Немногословный А.Н. Косыгин спросил в свою очередь:
— А вы?
— Я этого не понимаю.
— Вот тогда пойди и скажи обо всём генеральному.
При разговоре с Л.И. Брежневым я высказал ему свои сомнения. Брежнев долго не отвечал, а потом, глядя в сторону, проговорил:
— Ну, а что делать? Андропов говорит, что они вредят. Народ будоражат.
На этом наш разговор и закончился.
Е. Чазов:
— Много пишут о разгроме им диссидентского движения в стране. И опять в некоторых высказываниях звучит стремление приуменьшить роль Андропова в этой борьбе, создать впечатление, что он действовал под чьим-то давлением. Как-то на моё замечание — не придаётся ли слишком большое значение выступлениям небольшой группы диссидентов, оторванных от широких масс, которые в большинстве равнодушны к ним, и не создаётся ли преследованиями и отказом в выезде определённый ореол мученичества и славы вокруг них, он отреагировал достаточно остро. Видимо, у него это наболело.
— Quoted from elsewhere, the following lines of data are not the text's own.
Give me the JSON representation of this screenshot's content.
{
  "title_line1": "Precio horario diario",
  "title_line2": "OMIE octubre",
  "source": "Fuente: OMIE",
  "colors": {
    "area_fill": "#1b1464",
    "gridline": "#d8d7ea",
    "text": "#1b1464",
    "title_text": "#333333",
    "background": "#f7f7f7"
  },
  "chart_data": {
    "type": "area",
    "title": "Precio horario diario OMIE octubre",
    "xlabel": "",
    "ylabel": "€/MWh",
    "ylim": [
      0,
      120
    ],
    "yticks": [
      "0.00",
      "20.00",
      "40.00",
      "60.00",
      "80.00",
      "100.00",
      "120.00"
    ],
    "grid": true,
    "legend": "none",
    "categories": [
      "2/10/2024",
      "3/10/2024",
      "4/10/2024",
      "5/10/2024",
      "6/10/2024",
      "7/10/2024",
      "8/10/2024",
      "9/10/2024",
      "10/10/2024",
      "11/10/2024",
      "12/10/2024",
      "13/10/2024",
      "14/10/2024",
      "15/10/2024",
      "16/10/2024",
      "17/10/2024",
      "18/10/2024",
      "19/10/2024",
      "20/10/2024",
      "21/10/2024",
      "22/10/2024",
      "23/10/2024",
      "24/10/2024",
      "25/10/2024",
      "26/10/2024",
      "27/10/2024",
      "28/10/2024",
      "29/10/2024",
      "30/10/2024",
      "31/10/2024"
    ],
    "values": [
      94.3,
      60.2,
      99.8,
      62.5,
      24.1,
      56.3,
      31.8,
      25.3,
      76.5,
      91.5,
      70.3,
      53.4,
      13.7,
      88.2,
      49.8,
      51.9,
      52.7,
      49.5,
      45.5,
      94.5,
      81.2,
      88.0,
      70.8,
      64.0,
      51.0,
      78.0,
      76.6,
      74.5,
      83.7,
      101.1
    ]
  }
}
«Вы не понимаете, что расшатать любой строй, особенно там, где полно скрытых пружин для недовольства, когда тлеет национализм, очень легко. Диссиденты — это враги нашего строя, только прикрывающиеся демагогией. Печатное слово — это ведь оружие, причём сильное оружие, которое может разрушать. И нам надо защищаться». Я нередко слышал от него эту фразу: «Революция, которая не может защищаться, погибнет». И он сознательно боролся с диссидентским движением.
Д. Язов:
— Андропов понимал прекрасно, что понятие «враг народа» раздражает общественность, куда более благозвучно звучит «диссидент». Не разобрать: то ли это осуждение, то ли награда, признание заслуг перед другим государством. Вот почему на закате хрущёвской эпохи, когда формировался политический сленг брежневского времени, и укоренилось слово «диссидент».
Сегодня диссиденты «от Андропова» почти все при регалиях, должностях, а кое-кто из них обороняет смятые перестройкой рубежи марксизма.
Поразительно: больше всех пострадали и сегодня не востребованы те, кто остался в стране. Это известные русские писатели, публицисты, философы. И здесь, как мне кажется, необходимо вернуться к так называемому делу «русистов», ибо из «дела писателей» будущим политикам предстоит черпать нравственные ориентиры. Поможет сей экскурс в «дело писателей» взглянуть иными глазами и на фигуру Андропова.
В кремлёвском деле «русистов» было больше политики, чем литературоведческих изысков. Первую страничку в этом нашумевшем деле открыл сам Юрий Владимирович. И потому западные политологи постарались представить это дело как танковую атаку державников в так называемой бескровной «филологической войне». К тому времени в некоторых республиках посчитали зазорным изучать даже язык Пушкина. Вслед за филологическими спорами в республиках получили распространение разные виды сепаратизма: от экономического до политического. К неописуемой радости нынешних столичных демократов свой гнев Андропов обрушил прежде всего на русских писателей: В. Ганичева, С. Куняева, С. Семанова, В. Сорокина, В. Чалмаева, А. Никонова. Сокрушительной критике подвергли и книгу В. Белова «Лад».
Пожалуй, этой позорной войне с русскими писателями не найти аналога в мировой истории. Мне трудно представить, чтобы государственные деятели Франции или Норвегии развернули беспощадную борьбу со своей национальной литературой, с писателями, повязанными обоюдно «самой жгучей, самой смертной связью».
Е. Чазов:
— Несомненно, это был человек, беспредельно, не на словах, а на деле, преданный идеалам социализма и коммунизма. Продукт воспитания пролетарской революции, он верно служил тому строю, который принял ещё молодым мальчишкой-комсомольцем. Была ещё одна подоплёка — этот строй сделал из него, волжского матроса, видного государственного деятеля. Конечно, такой человек будет защищать до конца и свои идеалы, и взрастивший его строй. И не может быть сомнений, что этот социалистический строй он готов был защищать любыми средствами, искренне веря, что служит народу. Он отличался от многих партийных руководителей, пришедших в партию ради карьеры, своей честностью и искренней верой в социализм. Я встречал таких людей в своём раннем детстве среди знакомых моих родителей, участвовавших в революции. Подобных им, к сожалению, почти не осталось. Карьеризм, бюрократия, террор и жажда наживы привели к их уничтожению.
Кое-где в воспоминаниях об Андропове проскальзывают утверждения, что, проживи он подольше, прогрессивные процессы, которые начали обозначаться и которые созревали в обществе, привели бы к определённой трансформации государственной системы. Это заблуждение. Ни государственный строй, ни социалистические принципы при Андропове не претерпели бы изменений. В их пределах, несомненно, многое бы изменилось.